Sugar may not be listed as sugar at times. They are masked under various names such as brown sugar, corn syrup, dextrose, disaccharides, fructose, glucose, honey, fruit syrup, lactose, maltose, mannitol, maple syrup, molasses, monosaccharides, raw sugar, sorbitol or xylitol. Watch out for these if you are avoiding sugary products.
‘Cholesterol free’ products might be 100% cholesterol free, but still contain fat. Cholesterol is only found in animal products. Fruits, vegetables, grains and all other plant foods do not have any cholesterol at all. Vegetable oils contain no cholesterol, but they are 100% fat.
Low salt’ ‘low sodium’, means the product has less than 5mg per serving. Check the Nutrition Facts label and bear in mind this figure is the amount of sodium per serving, not necessarily the entire package. So, make sure to check the serving size first. Salt might be listed as baking powder, booster, celery salt, garlic salt, sodium, meat or yeast extract, onion salt, MSG, rock salt, sea salt, sodium bicarbonate, sodium metabisulphite, sodium nitrate, nitrate or stock cubes.

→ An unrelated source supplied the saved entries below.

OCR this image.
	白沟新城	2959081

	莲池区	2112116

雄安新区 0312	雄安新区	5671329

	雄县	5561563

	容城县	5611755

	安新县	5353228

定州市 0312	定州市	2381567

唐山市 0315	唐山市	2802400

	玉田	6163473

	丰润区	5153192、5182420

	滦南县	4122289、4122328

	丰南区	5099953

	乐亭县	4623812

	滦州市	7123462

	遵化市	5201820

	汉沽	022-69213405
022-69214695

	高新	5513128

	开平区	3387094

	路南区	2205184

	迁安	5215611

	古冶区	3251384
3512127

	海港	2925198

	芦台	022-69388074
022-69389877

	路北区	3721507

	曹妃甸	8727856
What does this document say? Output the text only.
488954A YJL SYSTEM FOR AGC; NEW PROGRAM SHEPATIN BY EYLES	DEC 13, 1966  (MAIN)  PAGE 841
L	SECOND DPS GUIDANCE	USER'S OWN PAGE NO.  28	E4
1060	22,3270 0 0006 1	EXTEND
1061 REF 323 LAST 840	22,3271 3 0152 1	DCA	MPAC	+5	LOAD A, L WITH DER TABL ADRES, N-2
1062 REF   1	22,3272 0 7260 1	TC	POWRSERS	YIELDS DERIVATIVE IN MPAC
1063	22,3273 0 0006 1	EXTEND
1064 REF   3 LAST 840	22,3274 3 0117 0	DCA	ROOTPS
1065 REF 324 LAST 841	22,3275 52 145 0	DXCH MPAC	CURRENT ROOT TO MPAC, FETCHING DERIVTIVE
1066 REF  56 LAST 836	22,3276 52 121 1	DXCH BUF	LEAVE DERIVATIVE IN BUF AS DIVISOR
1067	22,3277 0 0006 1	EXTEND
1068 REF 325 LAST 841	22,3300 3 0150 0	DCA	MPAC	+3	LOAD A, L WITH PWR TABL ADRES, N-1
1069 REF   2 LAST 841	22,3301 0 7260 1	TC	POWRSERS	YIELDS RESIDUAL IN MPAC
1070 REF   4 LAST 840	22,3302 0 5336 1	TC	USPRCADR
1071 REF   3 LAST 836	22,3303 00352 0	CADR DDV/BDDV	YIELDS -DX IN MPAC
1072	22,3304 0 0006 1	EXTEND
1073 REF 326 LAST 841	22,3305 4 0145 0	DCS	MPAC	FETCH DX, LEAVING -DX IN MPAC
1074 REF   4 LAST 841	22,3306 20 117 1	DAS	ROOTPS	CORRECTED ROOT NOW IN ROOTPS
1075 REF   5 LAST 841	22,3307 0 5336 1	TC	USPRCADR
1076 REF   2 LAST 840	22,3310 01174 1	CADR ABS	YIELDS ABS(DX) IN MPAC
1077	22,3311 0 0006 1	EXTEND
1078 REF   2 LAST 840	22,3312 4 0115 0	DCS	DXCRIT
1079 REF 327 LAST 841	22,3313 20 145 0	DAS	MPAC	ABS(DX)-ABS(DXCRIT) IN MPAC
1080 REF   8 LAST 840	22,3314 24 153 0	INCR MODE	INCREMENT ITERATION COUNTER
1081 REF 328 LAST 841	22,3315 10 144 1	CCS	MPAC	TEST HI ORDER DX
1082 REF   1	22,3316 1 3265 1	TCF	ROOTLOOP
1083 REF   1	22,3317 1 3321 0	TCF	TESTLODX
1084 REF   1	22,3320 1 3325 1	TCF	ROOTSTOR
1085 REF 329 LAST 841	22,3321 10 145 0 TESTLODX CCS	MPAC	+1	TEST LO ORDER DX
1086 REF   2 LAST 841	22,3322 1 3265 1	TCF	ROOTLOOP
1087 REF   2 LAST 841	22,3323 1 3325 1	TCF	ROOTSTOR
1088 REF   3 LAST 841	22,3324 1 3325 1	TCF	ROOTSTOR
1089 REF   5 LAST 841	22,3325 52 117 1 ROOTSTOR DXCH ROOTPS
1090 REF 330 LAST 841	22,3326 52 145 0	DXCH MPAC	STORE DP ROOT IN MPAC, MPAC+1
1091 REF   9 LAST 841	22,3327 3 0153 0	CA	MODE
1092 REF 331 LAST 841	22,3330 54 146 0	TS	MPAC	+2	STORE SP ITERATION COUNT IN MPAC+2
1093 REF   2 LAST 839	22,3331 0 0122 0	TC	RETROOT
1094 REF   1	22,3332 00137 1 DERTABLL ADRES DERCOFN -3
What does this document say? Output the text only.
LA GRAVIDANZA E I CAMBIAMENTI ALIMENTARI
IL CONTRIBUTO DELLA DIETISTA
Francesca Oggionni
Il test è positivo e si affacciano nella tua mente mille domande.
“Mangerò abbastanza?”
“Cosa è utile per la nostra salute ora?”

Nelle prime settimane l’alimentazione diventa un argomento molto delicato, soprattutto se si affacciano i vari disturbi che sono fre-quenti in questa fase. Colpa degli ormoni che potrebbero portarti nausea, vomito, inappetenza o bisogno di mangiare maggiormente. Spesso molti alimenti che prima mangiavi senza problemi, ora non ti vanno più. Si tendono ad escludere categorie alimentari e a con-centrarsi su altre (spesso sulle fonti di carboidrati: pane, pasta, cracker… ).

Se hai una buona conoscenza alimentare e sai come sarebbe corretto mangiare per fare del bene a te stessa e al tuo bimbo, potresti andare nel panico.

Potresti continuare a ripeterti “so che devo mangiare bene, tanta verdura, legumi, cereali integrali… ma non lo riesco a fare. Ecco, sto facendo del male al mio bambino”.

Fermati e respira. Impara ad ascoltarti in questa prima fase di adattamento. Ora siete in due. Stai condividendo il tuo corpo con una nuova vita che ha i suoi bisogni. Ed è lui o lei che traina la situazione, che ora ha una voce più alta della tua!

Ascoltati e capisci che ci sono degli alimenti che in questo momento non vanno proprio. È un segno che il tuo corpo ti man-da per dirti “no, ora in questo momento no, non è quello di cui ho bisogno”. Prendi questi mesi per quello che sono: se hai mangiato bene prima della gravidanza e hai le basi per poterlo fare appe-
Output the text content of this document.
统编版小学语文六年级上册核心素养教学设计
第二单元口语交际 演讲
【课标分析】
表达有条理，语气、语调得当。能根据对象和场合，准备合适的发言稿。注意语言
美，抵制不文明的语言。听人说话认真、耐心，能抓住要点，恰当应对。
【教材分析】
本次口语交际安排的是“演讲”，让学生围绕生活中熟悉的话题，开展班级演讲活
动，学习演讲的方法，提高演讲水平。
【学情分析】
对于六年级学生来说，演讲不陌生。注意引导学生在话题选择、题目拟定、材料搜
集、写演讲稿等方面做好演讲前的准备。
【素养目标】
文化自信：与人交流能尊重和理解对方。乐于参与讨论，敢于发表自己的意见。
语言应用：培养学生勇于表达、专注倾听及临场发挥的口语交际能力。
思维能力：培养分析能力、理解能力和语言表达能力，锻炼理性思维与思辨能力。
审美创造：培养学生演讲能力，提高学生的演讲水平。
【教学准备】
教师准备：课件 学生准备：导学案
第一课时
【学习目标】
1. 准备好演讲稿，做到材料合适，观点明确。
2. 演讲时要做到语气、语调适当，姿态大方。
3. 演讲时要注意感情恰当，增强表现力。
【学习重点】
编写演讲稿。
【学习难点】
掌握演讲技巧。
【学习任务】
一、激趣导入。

Nutrition labels often contain a list of ‘vitamins and minerals’ present in the food. This does not necessarily mean the food is healthy. They are not as important to focus on, because it is more important to eat high-quality whole foods to ensure you are getting sufficient of these faster. For example, different coloured vegetables and fruits.
Try looking for products that list whole foods as the first three ingredients and be skeptical of foods with long lists of ingredients. If the first ingredients include refined grains, a type of sugar, or hydrogenated oils, you can assume that the product is unhealthy.
Make sure products high in carbs have a good amount of dietary fibre in them (more than 3gms per serving).
If a food needs a long ingredient list for us to understand what it is, it might not be the best thing to put into our bodies. They are likely processed and contain a lot of preservatives. Choosing foods with less number of ingredients and being able to understand the name of the ingredient, is a good way to ensure the food you are about to eat is less processed.
The best way to ensure good food choices and good health is to avoid or limit the consumption of processed foods. After all, whole food doesn't need an ingredients list. Prepare meals at home for higher nutritional value and a healthier body. Choosing whole grains and pulses, fresh vegetables and fruits, lean meats, fish, eggs, etc. that don't require nutrition labels is a more effective way to protect our health.